Le fantôme dans la boîte de réception : Comment trois initiales ont démêlé le récit d'un secrétaire de cabinet

L'enquête numérique d'un lanceur d'alerte mécontent expose l'architecture fragile du déni politique.

The Ghost in the Inbox: How Three Initials Unravelled a Cabinet Secretary's Narrative

L'intersection de la haute finance et du pouvoir politique repose fortement sur l'art de la mémoire sélective. Pour le secrétaire américain au Commerce, Howard Lutnick, cette mémoire a été rafraîchie de force par un ancien employé armé d'une barre de recherche. Simon Andriesz, ancien directeur général de l'empire Cantor Fitzgerald de Lutnick, a passé les dernières années à fouiller les 3,5 millions de fichiers publics du défunt Jeffrey Epstein. En cherchant les initiales HWL, Andriesz a mis au jour une chaîne d'e-mails de 2018 qui contredit l'histoire publique soigneusement élaborée du membre du cabinet.

Lutnick, qui a cédé ses parts de Cantor Fitzgerald en rejoignant l'administration en 2025, avait précédemment affirmé n'avoir rencontré Epstein qu'une seule fois, il y a deux décennies. Pourtant, les preuves documentaires brossent un tableau collaboratif. Une photographie de 2012 place les deux hommes sur l'île privée d'Epstein dans les Caraïbes, Little St James. La correspondance de 2018 révèle que les deux hommes discutaient des perspectives financières d'Adfin, une start-up de publicité numérique dans laquelle ils étaient tous deux investis.
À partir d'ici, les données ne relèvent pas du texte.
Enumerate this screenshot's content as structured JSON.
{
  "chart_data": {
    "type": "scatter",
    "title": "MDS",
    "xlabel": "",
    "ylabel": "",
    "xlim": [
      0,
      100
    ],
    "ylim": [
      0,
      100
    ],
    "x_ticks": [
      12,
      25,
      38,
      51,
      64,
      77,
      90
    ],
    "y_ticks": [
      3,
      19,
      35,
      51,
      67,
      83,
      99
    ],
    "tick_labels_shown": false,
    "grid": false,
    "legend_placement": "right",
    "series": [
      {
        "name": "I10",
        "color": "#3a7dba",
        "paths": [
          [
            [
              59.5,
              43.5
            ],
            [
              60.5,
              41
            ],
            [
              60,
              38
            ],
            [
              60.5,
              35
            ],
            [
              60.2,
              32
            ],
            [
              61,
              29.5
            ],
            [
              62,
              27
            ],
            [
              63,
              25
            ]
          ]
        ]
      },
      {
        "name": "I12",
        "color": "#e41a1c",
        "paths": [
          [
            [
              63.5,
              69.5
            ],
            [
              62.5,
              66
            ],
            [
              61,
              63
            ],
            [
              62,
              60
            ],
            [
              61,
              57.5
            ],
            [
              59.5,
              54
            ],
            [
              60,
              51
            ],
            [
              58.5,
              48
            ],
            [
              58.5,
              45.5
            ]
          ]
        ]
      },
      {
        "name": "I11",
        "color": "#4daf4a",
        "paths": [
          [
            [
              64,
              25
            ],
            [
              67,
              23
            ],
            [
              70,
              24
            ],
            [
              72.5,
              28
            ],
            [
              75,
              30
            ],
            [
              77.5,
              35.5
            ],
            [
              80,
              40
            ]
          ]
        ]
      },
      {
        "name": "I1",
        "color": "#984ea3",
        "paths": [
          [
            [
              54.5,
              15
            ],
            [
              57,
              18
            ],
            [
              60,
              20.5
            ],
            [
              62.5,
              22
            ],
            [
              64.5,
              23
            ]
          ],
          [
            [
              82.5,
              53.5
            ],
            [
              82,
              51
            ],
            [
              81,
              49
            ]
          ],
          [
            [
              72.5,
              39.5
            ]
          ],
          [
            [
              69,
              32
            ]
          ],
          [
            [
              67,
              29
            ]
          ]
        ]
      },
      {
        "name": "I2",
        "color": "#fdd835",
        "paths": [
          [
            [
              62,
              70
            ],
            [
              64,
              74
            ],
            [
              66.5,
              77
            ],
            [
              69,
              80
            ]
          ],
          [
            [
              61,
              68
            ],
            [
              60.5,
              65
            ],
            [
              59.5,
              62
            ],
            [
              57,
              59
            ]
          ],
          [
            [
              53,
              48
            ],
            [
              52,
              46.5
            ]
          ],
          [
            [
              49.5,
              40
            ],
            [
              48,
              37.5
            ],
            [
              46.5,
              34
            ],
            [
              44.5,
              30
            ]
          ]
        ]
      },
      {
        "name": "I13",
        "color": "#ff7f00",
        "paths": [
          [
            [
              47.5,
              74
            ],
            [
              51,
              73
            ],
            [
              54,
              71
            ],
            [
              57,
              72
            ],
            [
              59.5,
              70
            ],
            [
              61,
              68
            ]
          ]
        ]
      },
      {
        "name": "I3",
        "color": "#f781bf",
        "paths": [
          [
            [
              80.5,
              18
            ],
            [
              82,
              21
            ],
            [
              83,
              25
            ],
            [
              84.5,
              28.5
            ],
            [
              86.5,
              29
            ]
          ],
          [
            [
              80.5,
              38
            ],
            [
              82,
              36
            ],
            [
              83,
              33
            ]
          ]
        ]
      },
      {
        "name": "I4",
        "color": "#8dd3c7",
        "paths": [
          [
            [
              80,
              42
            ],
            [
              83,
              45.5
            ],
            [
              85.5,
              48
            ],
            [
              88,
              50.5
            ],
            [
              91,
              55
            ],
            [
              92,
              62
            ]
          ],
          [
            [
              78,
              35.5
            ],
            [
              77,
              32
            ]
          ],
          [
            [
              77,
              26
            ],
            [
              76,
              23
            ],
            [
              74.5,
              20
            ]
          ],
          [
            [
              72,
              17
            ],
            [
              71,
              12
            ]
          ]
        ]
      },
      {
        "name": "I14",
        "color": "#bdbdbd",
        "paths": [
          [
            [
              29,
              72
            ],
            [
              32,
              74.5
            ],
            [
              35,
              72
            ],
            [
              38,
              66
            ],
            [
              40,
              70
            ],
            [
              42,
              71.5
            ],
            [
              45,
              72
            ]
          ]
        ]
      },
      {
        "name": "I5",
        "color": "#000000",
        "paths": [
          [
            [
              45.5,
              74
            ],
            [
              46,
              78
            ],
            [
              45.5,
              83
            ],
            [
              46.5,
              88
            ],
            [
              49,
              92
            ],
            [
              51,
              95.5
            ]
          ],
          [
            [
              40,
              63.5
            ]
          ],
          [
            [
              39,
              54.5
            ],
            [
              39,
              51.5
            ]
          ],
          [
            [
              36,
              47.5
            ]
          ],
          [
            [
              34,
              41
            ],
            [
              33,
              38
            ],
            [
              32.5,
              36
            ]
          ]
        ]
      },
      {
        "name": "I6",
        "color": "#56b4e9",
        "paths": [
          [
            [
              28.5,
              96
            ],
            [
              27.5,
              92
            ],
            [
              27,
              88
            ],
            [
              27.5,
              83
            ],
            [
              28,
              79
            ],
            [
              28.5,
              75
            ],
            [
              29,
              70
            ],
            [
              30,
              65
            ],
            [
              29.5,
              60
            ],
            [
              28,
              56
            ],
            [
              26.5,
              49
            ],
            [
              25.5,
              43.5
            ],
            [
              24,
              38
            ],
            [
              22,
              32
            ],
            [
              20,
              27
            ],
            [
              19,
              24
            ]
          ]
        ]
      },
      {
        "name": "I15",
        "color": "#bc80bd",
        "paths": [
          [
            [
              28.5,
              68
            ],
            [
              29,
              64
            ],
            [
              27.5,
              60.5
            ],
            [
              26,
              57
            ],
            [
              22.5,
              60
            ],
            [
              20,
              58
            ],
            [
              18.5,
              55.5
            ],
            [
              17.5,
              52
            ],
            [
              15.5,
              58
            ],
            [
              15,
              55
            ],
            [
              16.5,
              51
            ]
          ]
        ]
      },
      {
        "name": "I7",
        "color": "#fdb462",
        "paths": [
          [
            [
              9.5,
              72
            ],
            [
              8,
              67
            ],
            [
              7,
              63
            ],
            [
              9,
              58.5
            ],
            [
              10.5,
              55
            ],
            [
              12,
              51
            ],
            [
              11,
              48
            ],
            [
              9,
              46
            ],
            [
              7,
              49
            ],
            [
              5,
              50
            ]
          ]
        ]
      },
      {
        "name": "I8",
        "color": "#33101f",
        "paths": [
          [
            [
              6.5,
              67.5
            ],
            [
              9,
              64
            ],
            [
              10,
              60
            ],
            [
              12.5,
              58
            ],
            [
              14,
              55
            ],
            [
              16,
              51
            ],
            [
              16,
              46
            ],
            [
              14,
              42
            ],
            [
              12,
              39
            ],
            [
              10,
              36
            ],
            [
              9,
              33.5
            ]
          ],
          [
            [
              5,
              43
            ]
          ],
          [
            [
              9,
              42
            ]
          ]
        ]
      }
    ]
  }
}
Confronté à ces découvertes lors d'une audience de la commission de surveillance de la Chambre en mai, Lutnick a maintenu qu'il n'avait découvert que récemment le co-investissement d'Epstein. Il a offert la dénégation institutionnelle standard, déclarant : Je condamne sans équivoque la conduite attribuée à Jeffrey Epstein et à tous ceux qui ont participé à ses activités illégales. Les survivants de ses crimes méritent notre respect et notre soutien. Face aux demandes de démission des démocrates de la commission, le Département du Commerce américain a qualifié l'examen de distraction partisane désespérée détournant l'attention du travail historique de cette administration. La Maison Blanche a fait écho à cela, déclarant : La tentative pathétique et désespérée de la BBC de calomnier le secrétaire Lutnick ne changera en rien le fait qu'il a été le secrétaire au Commerce le plus influent de l'histoire moderne.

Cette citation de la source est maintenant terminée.